1938 also saw the birth of the Santa Anita Open—held each year until 1955, in the middle of October, to celebrate the opening of the Golf Course and to start the official Winter Golf Tournament season in Southern California. Prize money that first year was $1,000. Frank Moninger personally underwrote the first two tournaments. The Santa Anita Golf Club with the help of a few individual golfers underwrote the next few events. The County donated the Golf Course for the Santa Anita Open. The Course Record established in the days of "The Open" is 62 - held by Ellsworth Vines. Lloyd Mangrum won the first and second Opens with 274 (-6) and 278 (-2).

===The Course Changes===
In the 1960s the 9th hole was altered to make way for the construction of a baseball field at Arcadia County Park. The original tee box was re-positioned to the South West of its original location and the hole was lengthened. The original dog leg left configuration and chute of trees has been lost and the hole now plays due east and relatively straight. With the back right tee box location rarely used, the hole remained a par 4 until 1989 when the back tee box was put into common use and the hole was recategorized as a par 5, thus changing par at the course to 71. Additionally significant changes were made to the short 281 yard par 4 17th hole where the large expanse of sand on the left side (south) was replaced with grass. The hole retains its name from the time (Desert) but has lost much character and altered the strategic challenge of its original configuration. Other changes from the era include the removal of several bunkers on the Par 5 Third hole and the sandy waste area between the 10th and 18th holes.
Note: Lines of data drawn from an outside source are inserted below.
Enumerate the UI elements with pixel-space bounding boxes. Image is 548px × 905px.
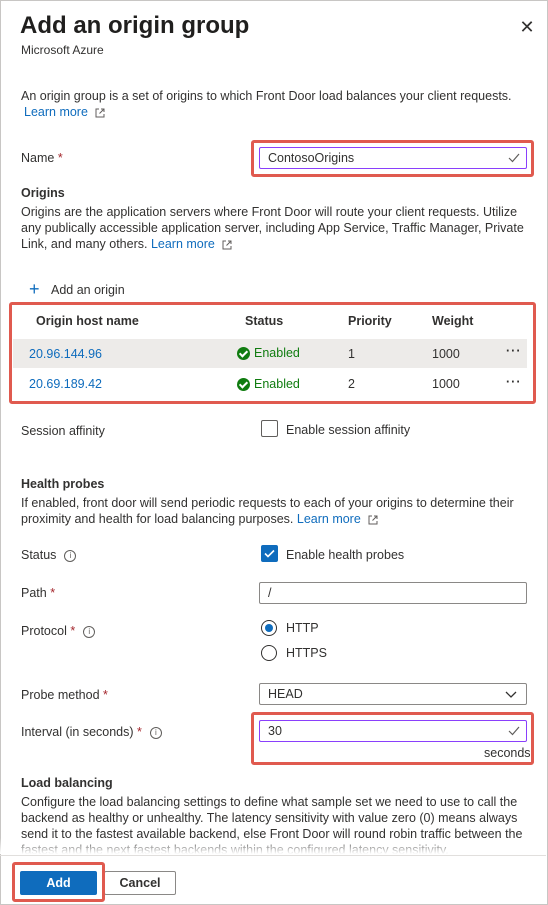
add-origin-label: Add an origin bbox=[51, 282, 125, 297]
name-label-text: Name bbox=[21, 151, 55, 165]
path-input-value: / bbox=[268, 586, 272, 600]
footer-divider bbox=[0, 855, 546, 856]
intro-text: An origin group is a set of origins to w… bbox=[21, 88, 521, 120]
status-label-text: Status bbox=[21, 548, 57, 562]
health-probes-title: Health probes bbox=[21, 477, 105, 491]
origins-title: Origins bbox=[21, 186, 65, 200]
info-icon[interactable]: i bbox=[83, 625, 96, 638]
interval-label-text: Interval (in seconds) bbox=[21, 725, 134, 739]
origins-table-highlight-box bbox=[9, 302, 536, 404]
plus-icon: + bbox=[29, 279, 40, 299]
probe-method-label: Probe method * bbox=[21, 688, 108, 702]
interval-label: Interval (in seconds) * i bbox=[21, 725, 162, 739]
required-mark: * bbox=[70, 624, 76, 638]
health-probes-checkbox-label: Enable health probes bbox=[286, 548, 405, 562]
cancel-button[interactable]: Cancel bbox=[104, 871, 176, 895]
intro-description: An origin group is a set of origins to w… bbox=[21, 89, 512, 103]
required-mark: * bbox=[103, 688, 108, 702]
add-origin-button[interactable]: + Add an origin bbox=[29, 279, 125, 300]
external-link-icon bbox=[222, 240, 232, 250]
origins-learn-more-link[interactable]: Learn more bbox=[151, 237, 215, 251]
name-label: Name * bbox=[21, 151, 63, 165]
required-mark: * bbox=[137, 725, 142, 739]
page-subtitle: Microsoft Azure bbox=[21, 43, 104, 57]
health-probes-description: If enabled, front door will send periodi… bbox=[21, 495, 526, 527]
protocol-label-text: Protocol bbox=[21, 624, 67, 638]
external-link-icon bbox=[368, 515, 378, 525]
session-affinity-checkbox[interactable] bbox=[261, 420, 278, 437]
load-balancing-title: Load balancing bbox=[21, 776, 113, 790]
path-label-text: Path bbox=[21, 586, 47, 600]
health-probes-learn-more-link[interactable]: Learn more bbox=[297, 512, 361, 526]
required-mark: * bbox=[50, 586, 56, 600]
protocol-radio-https[interactable] bbox=[261, 645, 277, 661]
path-input[interactable]: / bbox=[259, 582, 527, 604]
dialog-panel bbox=[0, 0, 548, 905]
add-button-highlight-box bbox=[12, 862, 105, 902]
name-highlight-box bbox=[251, 140, 534, 177]
external-link-icon bbox=[95, 108, 105, 118]
protocol-option-https: HTTPS bbox=[286, 646, 327, 660]
protocol-radio-http[interactable] bbox=[261, 620, 277, 636]
session-affinity-label: Session affinity bbox=[21, 424, 105, 438]
interval-highlight-box bbox=[251, 712, 534, 765]
intro-learn-more-link[interactable]: Learn more bbox=[24, 105, 88, 119]
probe-method-select[interactable]: HEAD bbox=[259, 683, 527, 705]
checkmark-icon bbox=[264, 549, 275, 558]
probe-method-label-text: Probe method bbox=[21, 688, 100, 702]
health-probes-description-text: If enabled, front door will send periodi… bbox=[21, 496, 514, 526]
page-title: Add an origin group bbox=[20, 12, 250, 39]
origins-description-text: Origins are the application servers wher… bbox=[21, 205, 524, 251]
status-label: Status i bbox=[21, 548, 77, 562]
protocol-label: Protocol * i bbox=[21, 624, 96, 638]
origins-description: Origins are the application servers wher… bbox=[21, 204, 526, 252]
chevron-down-icon bbox=[505, 691, 517, 698]
protocol-option-http: HTTP bbox=[286, 621, 319, 635]
health-probes-checkbox[interactable] bbox=[261, 545, 278, 562]
session-affinity-checkbox-label: Enable session affinity bbox=[286, 423, 411, 437]
info-icon[interactable]: i bbox=[149, 726, 162, 739]
required-mark: * bbox=[57, 151, 63, 165]
info-icon[interactable]: i bbox=[64, 549, 77, 562]
probe-method-value: HEAD bbox=[268, 687, 303, 701]
path-label: Path * bbox=[21, 586, 55, 600]
close-icon[interactable]: ✕ bbox=[517, 17, 537, 37]
scroll-fade bbox=[0, 838, 546, 854]
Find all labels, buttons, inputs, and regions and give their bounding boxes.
As part of the change in management in 1986 commitments were made to increase secondary facilities (clubhouse and dining) as well as substantive changes to the course itself during 1990-1991. The first hole and the driving range were swapped for safety reasons as errant shots from the range threatened cars on Santa Anita Avenue. The original dog leg left 1st hole was shortened from 409 yards to the current 367 yards. The 18th Green was moved forward to make way for clubhouse construction but the total yardage remained the same as the tee box was lengthened.

During the 2000-2010 period small modifications were made to return a single bunker to the right of the 3rd hole (where the original design had three) and a large bunker in the center of the fairway of that same hole. Tee boxes on the 4th, 7th and 17th holes were modified. The detached tee boxes on 7th and 17th are seldom if ever used in open play though are occasionally used in tournament play.

In 2016, the course management was once again changed to the local private equity firm Strato Partners who operates it on behalf of Los Angeles County. Strato Partners is also known for their affiliation with Los Amigos Golf Course and County Golf Course.